A proteomic analytical chain is a cascade of molecular events which can be depicted by a graph structure, each node being associated to an analytical level within the chain. Each branch of the graph corresponds to a molecular decomposition. Looking to molecular quantities, this molecular graph defines a hierarchical mixture model. In this BHI-PRO project, we propose to introduce a relevant hierarchical modelling of the MALDI and MRM3 chains. The new Bayesian Hierarchical Inversion algorithms will rely on two advances: the first one is related to "proteomics and inverse problems". The challenge is to develop an instrument model including together physical phenomena involved in the measurement process. It yields the statement of direct model involving relevant parameters and organised in a hierarchical structure. The second challenging task is related to "inverse problems and stochastic sampling". It requires the development of a detection-estimation methodology for MALDI and an estimation methodology for MRM. The proposed strategy relies on Bayesian statistics and the exploration of the a posteriori law will be achieved thanks to Monte Carlo Markov Chain sampling algorithms.

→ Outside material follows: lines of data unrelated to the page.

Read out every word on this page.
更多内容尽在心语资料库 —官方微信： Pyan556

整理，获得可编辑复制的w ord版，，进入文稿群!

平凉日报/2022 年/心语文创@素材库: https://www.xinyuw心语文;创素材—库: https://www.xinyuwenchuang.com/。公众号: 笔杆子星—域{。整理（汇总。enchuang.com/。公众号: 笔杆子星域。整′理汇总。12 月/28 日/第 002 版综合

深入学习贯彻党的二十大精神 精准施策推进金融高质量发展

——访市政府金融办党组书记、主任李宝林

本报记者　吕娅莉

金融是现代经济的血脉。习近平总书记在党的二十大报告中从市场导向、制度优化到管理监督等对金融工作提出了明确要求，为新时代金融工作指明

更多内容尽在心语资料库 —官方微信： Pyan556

For biostatistics, among the advantages of using proteomics to discover and use biomarkers is the ability to test many biomarkers simultaneously to improve both sensitivity and specificity. However, as the number of variables increases, so does the likelihood of finding results that appear statistically significant by chance. Within this project, we propose to evaluate the statistical power of discrimination test in the developed Bayesian framework.
This BHI-PRO project involves 3 signal processing research teams (CEA-LETI, CEA-LIST, IMS), 2 biostatistical research teams (LBS, CLIPP) and 2 proteomics platforms (CLIPP for MALDI and bioMérieux for MRM3). It is the first opportunity to combine in a single research project Bayesian inversion, biostatistics, and proteomics platforms in order to study the technological variability on 2 proteomics analytical chains: matrix assisted laser desorption ionization (MALDI) by CLIPP applied to a proteomic discovery model and Multiple Reaction Monitoring (MRM) mass spectrometry by bioMérieux on a colorectal cancer model including 8 candidate proteins for MRM validation mode.

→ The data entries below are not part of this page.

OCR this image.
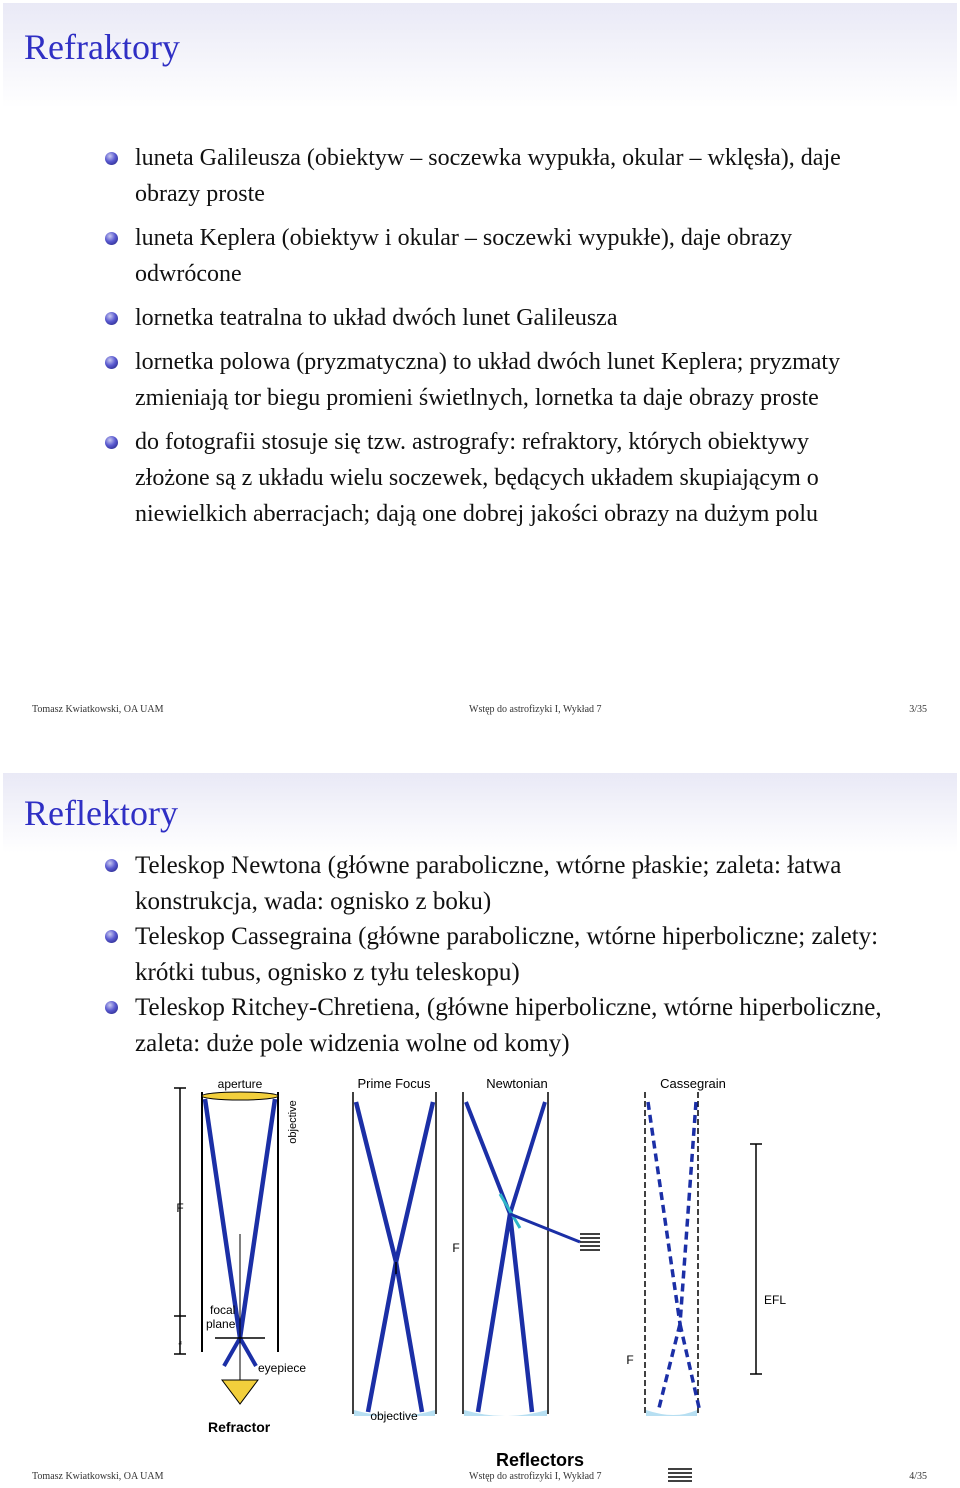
Refraktory
luneta Galileusza (obiektyw – soczewka wypukła, okular – wklęsła), daje obrazy proste
luneta Keplera (obiektyw i okular – soczewki wypukłe), daje obrazy odwrócone
lornetka teatralna to układ dwóch lunet Galileusza
lornetka polowa (pryzmatyczna) to układ dwóch lunet Keplera; pryzmaty zmieniają tor biegu promieni świetlnych, lornetka ta daje obrazy proste
do fotografii stosuje się tzw. astrografy: refraktory, których obiektywy złożone są z układu wielu soczewek, będących układem skupiającym o niewielkich aberracjach; dają one dobrej jakości obrazy na dużym polu
Tomasz Kwiatkowski, OA UAM	Wstęp do astrofizyki I, Wykład 7	3/35
Reflektory
Teleskop Newtona (główne paraboliczne, wtórne płaskie; zaleta: łatwa konstrukcja, wada: ognisko z boku)
Teleskop Cassegraina (główne paraboliczne, wtórne hiperboliczne; zalety: krótki tubus, ognisko z tyłu teleskopu)
Teleskop Ritchey-Chretiena, (główne hiperboliczne, wtórne hiperboliczne, zaleta: duże pole widzenia wolne od komy)
aperture
objective
F
focal
plane
f
eyepiece
Refractor
Prime Focus	Newtonian	Cassegrain
F
objective
EFL
F
Reflectors
Tomasz Kwiatkowski, OA UAM	Wstęp do astrofizyki I, Wykład 7	4/35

The main deliverables will be 2 versions of Bayesian Hierarchical Inversion software, the first dedicated to the MALDI platform in discovery mode, the second to the MRM3 platform in validation mode, and one biostatistical guideline report.

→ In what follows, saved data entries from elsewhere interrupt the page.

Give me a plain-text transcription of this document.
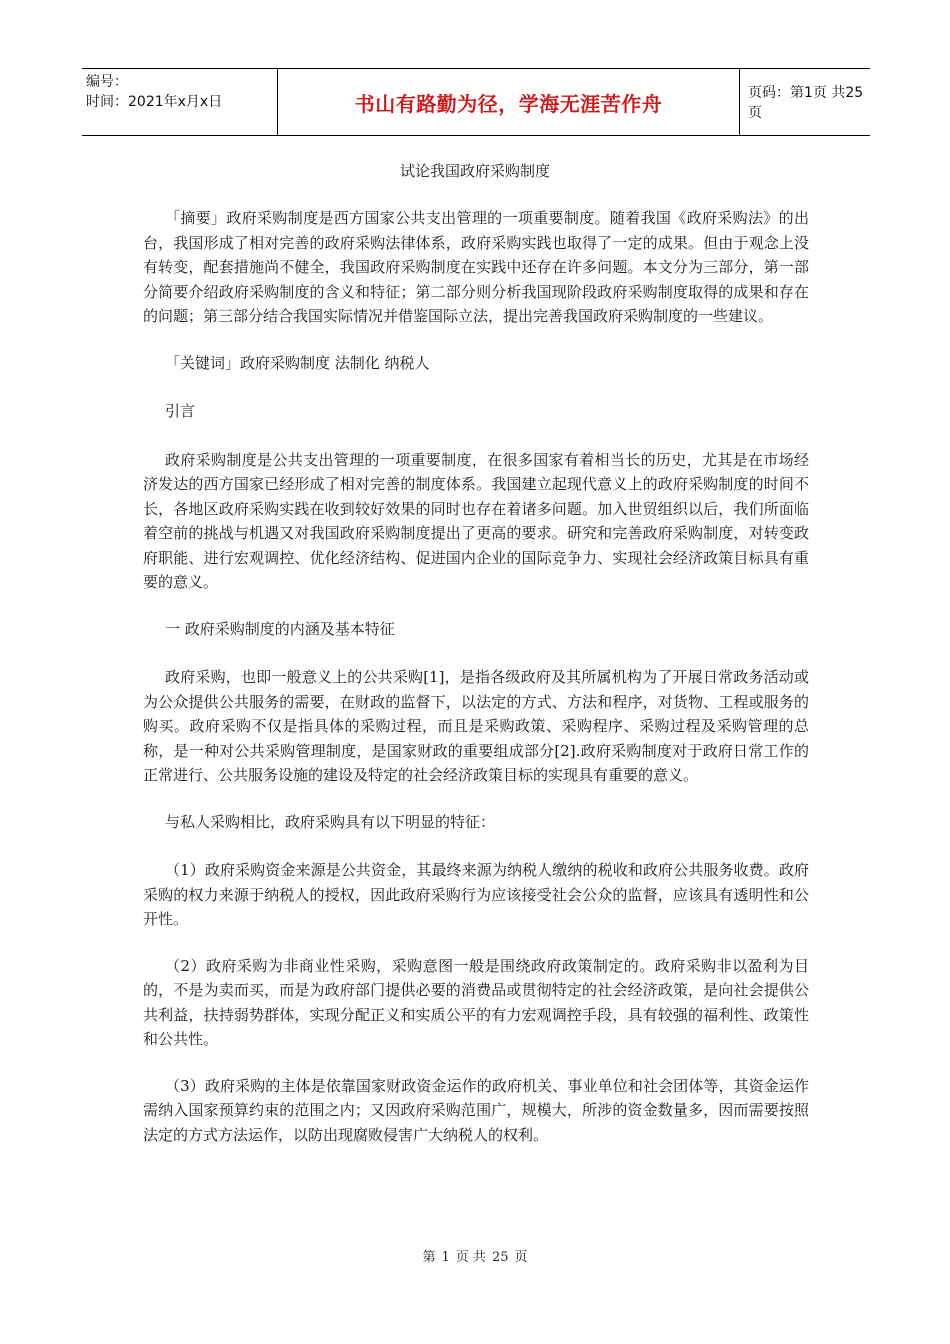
编号：
时间：2021年x月x日	书山有路勤为径，学海无涯苦作舟	页码：第1页 共25页
试论我国政府采购制度

「摘要」政府采购制度是西方国家公共支出管理的一项重要制度。随着我国《政府采购法》的出台，我国形成了相对完善的政府采购法律体系，政府采购实践也取得了一定的成果。但由于观念上没有转变，配套措施尚不健全，我国政府采购制度在实践中还存在许多问题。本文分为三部分，第一部分简要介绍政府采购制度的含义和特征；第二部分则分析我国现阶段政府采购制度取得的成果和存在的问题；第三部分结合我国实际情况并借鉴国际立法，提出完善我国政府采购制度的一些建议。

「关键词」政府采购制度 法制化 纳税人

引言

政府采购制度是公共支出管理的一项重要制度，在很多国家有着相当长的历史，尤其是在市场经济发达的西方国家已经形成了相对完善的制度体系。我国建立起现代意义上的政府采购制度的时间不长，各地区政府采购实践在收到较好效果的同时也存在着诸多问题。加入世贸组织以后，我们所面临着空前的挑战与机遇又对我国政府采购制度提出了更高的要求。研究和完善政府采购制度，对转变政府职能、进行宏观调控、优化经济结构、促进国内企业的国际竞争力、实现社会经济政策目标具有重要的意义。

一 政府采购制度的内涵及基本特征

政府采购，也即一般意义上的公共采购[1]，是指各级政府及其所属机构为了开展日常政务活动或为公众提供公共服务的需要，在财政的监督下，以法定的方式、方法和程序，对货物、工程或服务的购买。政府采购不仅是指具体的采购过程，而且是采购政策、采购程序、采购过程及采购管理的总称，是一种对公共采购管理制度，是国家财政的重要组成部分[2].政府采购制度对于政府日常工作的正常进行、公共服务设施的建设及特定的社会经济政策目标的实现具有重要的意义。

与私人采购相比，政府采购具有以下明显的特征：

（1）政府采购资金来源是公共资金，其最终来源为纳税人缴纳的税收和政府公共服务收费。政府采购的权力来源于纳税人的授权，因此政府采购行为应该接受社会公众的监督，应该具有透明性和公开性。

（2）政府采购为非商业性采购，采购意图一般是围绕政府政策制定的。政府采购非以盈利为目的，不是为卖而买，而是为政府部门提供必要的消费品或贯彻特定的社会经济政策，是向社会提供公共利益，扶持弱势群体，实现分配正义和实质公平的有力宏观调控手段，具有较强的福利性、政策性和公共性。

（3）政府采购的主体是依靠国家财政资金运作的政府机关、事业单位和社会团体等，其资金运作需纳入国家预算约束的范围之内；又因政府采购范围广，规模大，所涉的资金数量多，因而需要按照法定的方式方法运作，以防出现腐败侵害广大纳税人的权利。

第 1 页 共 25 页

Dissemination plan targets 4 relevant publications and participation to international conferences. Valorisation includes the diffusion of a Bayesian Hierarchical Inversion software package dedicated to MALDI MS acquisition available through free access, the transfer to bioMérieux of the Bayesian Hierarchical Inversion software package dedicated to MRM MS acquisition, the publication of biostatistical guidelines to use optimized protocols and to define Best Practices Rules in conjunction with the operation of the proposed Bayesian hierarchical inversion software for mass spectrometry data analysis.